その後、保護者への挨拶もピリッとしないダラダラしたものに。

 

 

 

 

まあ、こんなもんだよな・・・とガックリしつつ、

 

 

「やるならちゃんとやろう」

「挨拶するときは帽子とったほうが良いって学校で習わなかった?」

「挨拶来た人がヘラヘラしてたらどう思う?」

 

 

 

と、軽く(ややきつめに)ご提言。

ぶっちゃけ、人様に挨拶について物申せるほど、自分自身もちゃんとしてるとは思えないが、ここで何か言うのは大人の役目だよなと思いつつ、説法を説かせてもらった。

(挨拶のときは帽子を取りましょうね、という話をしたあと、それを聞いてきた保護者の方が脱帽していた。保護者の方にそんなことをさせてしまうつもりは一切なかったので、それをみて帽子がトレードマークな自分は、大変恐縮な気持ちになってしまった。人の振り見て我が振り直そ、、、)

 

 

 

 

 

 

 

 

 

フツーでいる必要はないけど、フツーは知っててほしい。

選手たちには、挨拶する、しない、そのものよりも

「普通世の中ではこうする」というのを学んでほしいなと思う。

 

大人になれば、挨拶ひとつないことがきっかけに、上手くいくものが行かなくなる時がある。

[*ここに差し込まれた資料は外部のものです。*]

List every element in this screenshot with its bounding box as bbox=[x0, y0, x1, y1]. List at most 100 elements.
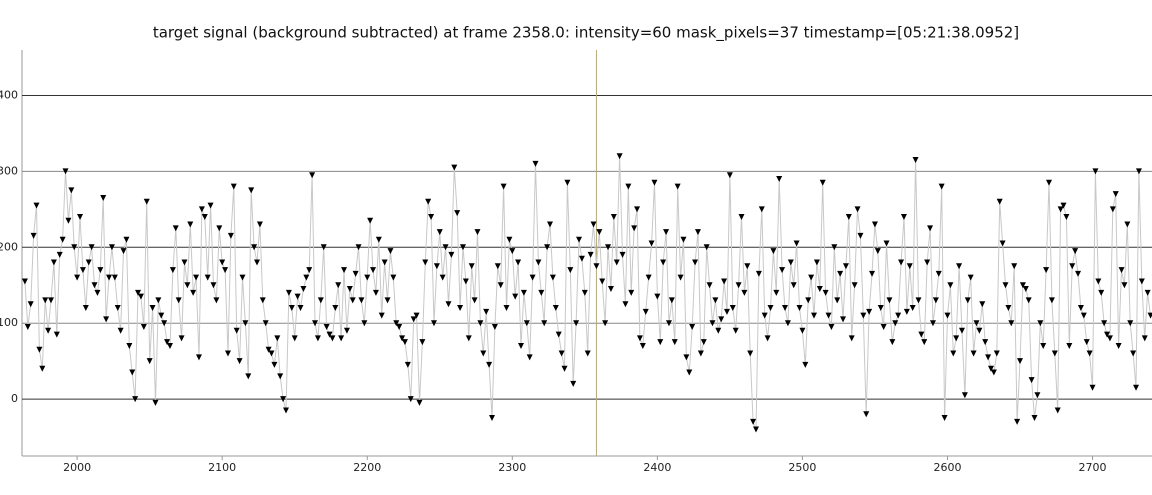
marker bbox=[1016, 358, 1023, 365]
marker bbox=[541, 320, 548, 327]
marker bbox=[88, 244, 95, 251]
y-tick-label: 0 bbox=[11, 392, 18, 405]
marker bbox=[932, 297, 939, 304]
marker bbox=[642, 308, 649, 315]
marker bbox=[634, 206, 641, 213]
marker bbox=[71, 244, 78, 251]
marker bbox=[895, 312, 902, 319]
marker bbox=[857, 232, 864, 239]
marker bbox=[465, 335, 472, 342]
marker bbox=[123, 236, 130, 243]
marker bbox=[1002, 282, 1009, 289]
marker bbox=[367, 217, 374, 224]
marker bbox=[129, 369, 136, 376]
marker bbox=[776, 176, 783, 183]
marker bbox=[97, 267, 104, 274]
marker bbox=[42, 297, 49, 304]
marker bbox=[912, 157, 919, 164]
marker bbox=[596, 229, 603, 236]
marker bbox=[253, 259, 260, 266]
marker bbox=[976, 327, 983, 334]
marker bbox=[323, 323, 330, 330]
marker bbox=[639, 342, 646, 349]
marker bbox=[300, 286, 307, 293]
marker bbox=[927, 225, 934, 232]
marker bbox=[204, 274, 211, 281]
marker bbox=[314, 335, 321, 342]
marker bbox=[520, 289, 527, 296]
marker bbox=[837, 270, 844, 277]
marker bbox=[59, 236, 66, 243]
marker bbox=[152, 399, 159, 406]
marker bbox=[663, 229, 670, 236]
marker bbox=[1095, 278, 1102, 285]
marker bbox=[625, 183, 632, 190]
marker bbox=[851, 282, 858, 289]
marker bbox=[21, 278, 28, 285]
marker bbox=[30, 232, 37, 239]
marker bbox=[1106, 335, 1113, 342]
marker bbox=[442, 244, 449, 251]
marker bbox=[700, 339, 707, 346]
marker bbox=[396, 323, 403, 330]
marker bbox=[938, 183, 945, 190]
marker bbox=[413, 312, 420, 319]
marker bbox=[636, 335, 643, 342]
marker bbox=[268, 350, 275, 357]
marker bbox=[53, 331, 60, 338]
marker bbox=[657, 339, 664, 346]
marker bbox=[349, 297, 356, 304]
marker bbox=[135, 289, 142, 296]
marker bbox=[538, 289, 545, 296]
marker bbox=[1121, 282, 1128, 289]
marker bbox=[283, 407, 290, 414]
marker bbox=[811, 312, 818, 319]
marker bbox=[259, 297, 266, 304]
marker bbox=[576, 236, 583, 243]
marker bbox=[1118, 267, 1125, 274]
marker bbox=[422, 259, 429, 266]
marker bbox=[126, 342, 133, 349]
marker bbox=[860, 312, 867, 319]
marker bbox=[970, 350, 977, 357]
marker bbox=[628, 289, 635, 296]
marker bbox=[1147, 312, 1152, 319]
marker bbox=[834, 297, 841, 304]
marker bbox=[813, 259, 820, 266]
marker bbox=[790, 282, 797, 289]
marker bbox=[425, 198, 432, 205]
marker bbox=[326, 331, 333, 338]
marker bbox=[1048, 297, 1055, 304]
marker bbox=[1089, 384, 1096, 391]
marker bbox=[886, 297, 893, 304]
marker bbox=[416, 399, 423, 406]
marker bbox=[1043, 267, 1050, 274]
marker bbox=[874, 248, 881, 255]
marker bbox=[175, 297, 182, 304]
marker bbox=[996, 198, 1003, 205]
marker bbox=[117, 327, 124, 334]
marker bbox=[457, 305, 464, 312]
marker bbox=[529, 274, 536, 281]
marker bbox=[303, 274, 310, 281]
marker bbox=[828, 323, 835, 330]
x-tick-label: 2600 bbox=[933, 461, 961, 474]
marker bbox=[706, 282, 713, 289]
marker bbox=[956, 263, 963, 270]
y-tick-label: 300 bbox=[0, 164, 18, 177]
marker bbox=[755, 270, 762, 277]
y-tick-label: 100 bbox=[0, 316, 18, 329]
marker bbox=[607, 286, 614, 293]
marker bbox=[140, 323, 147, 330]
marker bbox=[372, 289, 379, 296]
marker bbox=[645, 274, 652, 281]
marker bbox=[297, 305, 304, 312]
marker bbox=[274, 335, 281, 342]
marker bbox=[677, 274, 684, 281]
marker bbox=[900, 213, 907, 220]
marker bbox=[752, 426, 759, 433]
marker bbox=[898, 259, 905, 266]
marker bbox=[909, 305, 916, 312]
marker bbox=[184, 282, 191, 289]
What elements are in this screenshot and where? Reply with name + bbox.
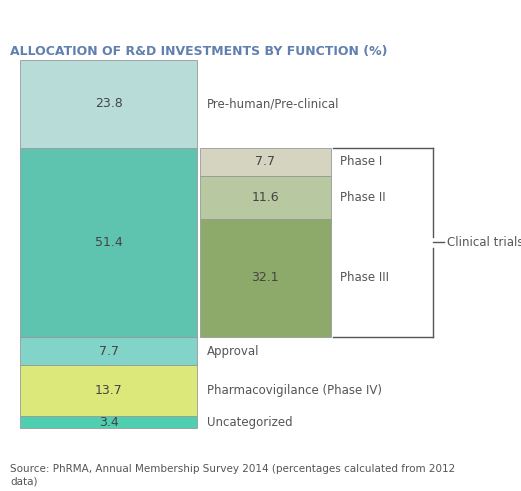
Text: 7.7: 7.7 (98, 345, 119, 358)
Text: Uncategorized: Uncategorized (207, 416, 292, 429)
Bar (20, 60, 197, 148)
Bar (200, 219, 331, 337)
Text: 7.7: 7.7 (255, 156, 275, 168)
Text: Approval: Approval (207, 345, 259, 358)
Text: Phase II: Phase II (340, 191, 386, 204)
Bar (20, 365, 197, 416)
Bar (200, 148, 331, 176)
Text: 11.6: 11.6 (251, 191, 279, 204)
Bar (20, 148, 197, 337)
Text: 13.7: 13.7 (95, 384, 122, 397)
Text: Phase III: Phase III (340, 272, 389, 284)
Text: 32.1: 32.1 (251, 272, 279, 284)
Text: Phase I: Phase I (340, 156, 382, 168)
Text: Source: PhRMA, Annual Membership Survey 2014 (percentages calculated from 2012
d: Source: PhRMA, Annual Membership Survey … (10, 464, 456, 486)
Bar (200, 176, 331, 219)
Text: 23.8: 23.8 (95, 98, 122, 110)
Text: Pharmacovigilance (Phase IV): Pharmacovigilance (Phase IV) (207, 384, 382, 397)
Text: 51.4: 51.4 (95, 236, 122, 249)
Text: ALLOCATION OF R&D INVESTMENTS BY FUNCTION (%): ALLOCATION OF R&D INVESTMENTS BY FUNCTIO… (10, 45, 388, 58)
Bar (20, 337, 197, 365)
Text: Pre-human/Pre-clinical: Pre-human/Pre-clinical (207, 98, 339, 110)
Bar (20, 416, 197, 428)
Text: Clinical trials: Clinical trials (448, 236, 521, 249)
Text: 3.4: 3.4 (98, 416, 118, 429)
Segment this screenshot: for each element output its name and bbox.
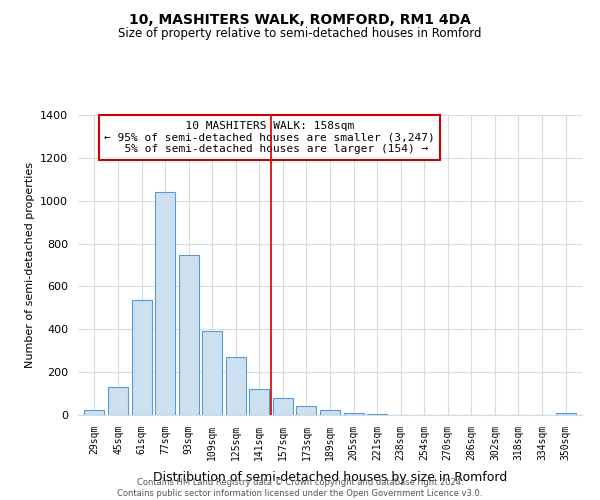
Y-axis label: Number of semi-detached properties: Number of semi-detached properties — [25, 162, 35, 368]
Bar — [250, 390, 269, 415]
Bar — [108, 387, 128, 415]
Bar — [273, 398, 293, 415]
Bar — [556, 413, 575, 415]
Bar — [367, 414, 387, 415]
Bar — [344, 414, 364, 415]
Text: Size of property relative to semi-detached houses in Romford: Size of property relative to semi-detach… — [118, 28, 482, 40]
X-axis label: Distribution of semi-detached houses by size in Romford: Distribution of semi-detached houses by … — [153, 471, 507, 484]
Bar — [179, 254, 199, 415]
Bar — [155, 192, 175, 415]
Bar — [296, 406, 316, 415]
Bar — [85, 410, 104, 415]
Bar — [202, 332, 222, 415]
Bar — [131, 300, 152, 415]
Text: 10 MASHITERS WALK: 158sqm  
← 95% of semi-detached houses are smaller (3,247)
  : 10 MASHITERS WALK: 158sqm ← 95% of semi-… — [104, 121, 435, 154]
Bar — [320, 410, 340, 415]
Bar — [226, 357, 246, 415]
Text: 10, MASHITERS WALK, ROMFORD, RM1 4DA: 10, MASHITERS WALK, ROMFORD, RM1 4DA — [129, 12, 471, 26]
Text: Contains HM Land Registry data © Crown copyright and database right 2024.
Contai: Contains HM Land Registry data © Crown c… — [118, 478, 482, 498]
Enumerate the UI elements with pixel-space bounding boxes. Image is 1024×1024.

実際、自分の会社も4期目に入ったが、大事なプロジェクトや仕事を、自分や周りの挨拶ひとつでオジャンにしたり、トラブってしまった苦い経験は、ひとつやふたつではない・・・。

 

 

また、

「挨拶するべきとわかってて、挨拶しない」

とか

「挨拶する必要はないのに、挨拶に行く」

とか

 

こういった駆け引きも、実際問題存在する。

これは大人の嫌な所だな、と思いつつも、小学生も高学年になれば、こんなことが起こり得ることは理解できると思う。

中高生になれば、この辺をわかってるかわかってないかは、実際自分にそのまま、損得として跳ね返ってくることも多い。

 

 

 

 

そんな処世術的な観点も理解してほしいし、そもそも!
応援してくれた人、対戦相手、そういった人たちには、例え形式的な挨拶がなかったとしても、リスペクトを持てる選手になってほしいと切に願う。

 

 

 

 

 

 

 

4月に代表となってから「普通」は意識しているポイントのひとつ。

当然、おもしろくて個性的なサッカーをしてほしいが、セオリーがわからなければ意外性のあることはできない。型がわかるからこそ、型破りなこともわかる。

 

 

当然、人生の大半をサッカーと過ごしてきたので、指導をする立場として自分の味を出したい気持ちは相当にある。が、それをグッとこらえて、いわゆる普通のサッカーを一旦経験してもらっている。

 

 

普通とは何か?

が、わかった上でのトリッキーなプレーは存分に出してほしい。
一般常識がわかった上でなにか信念があれば、奇天烈な格好をしてくれても、髪を染めてくれても、はたまたタトゥーを入れてくれても構わない。

 

むしろそういう風になってほしいなとすら思うが、まずは「普通」を知ってもらえればいいかなと思う。

 

 

 

 

 

 

 

 

 

「普通はここでシュートしないところから打つ」

「誰もがパスだと思った瞬間にドリブルする」

「奪えるはずないボールを奪う」

 

 

そんな選手になるのも、まずは普通のことから、ね。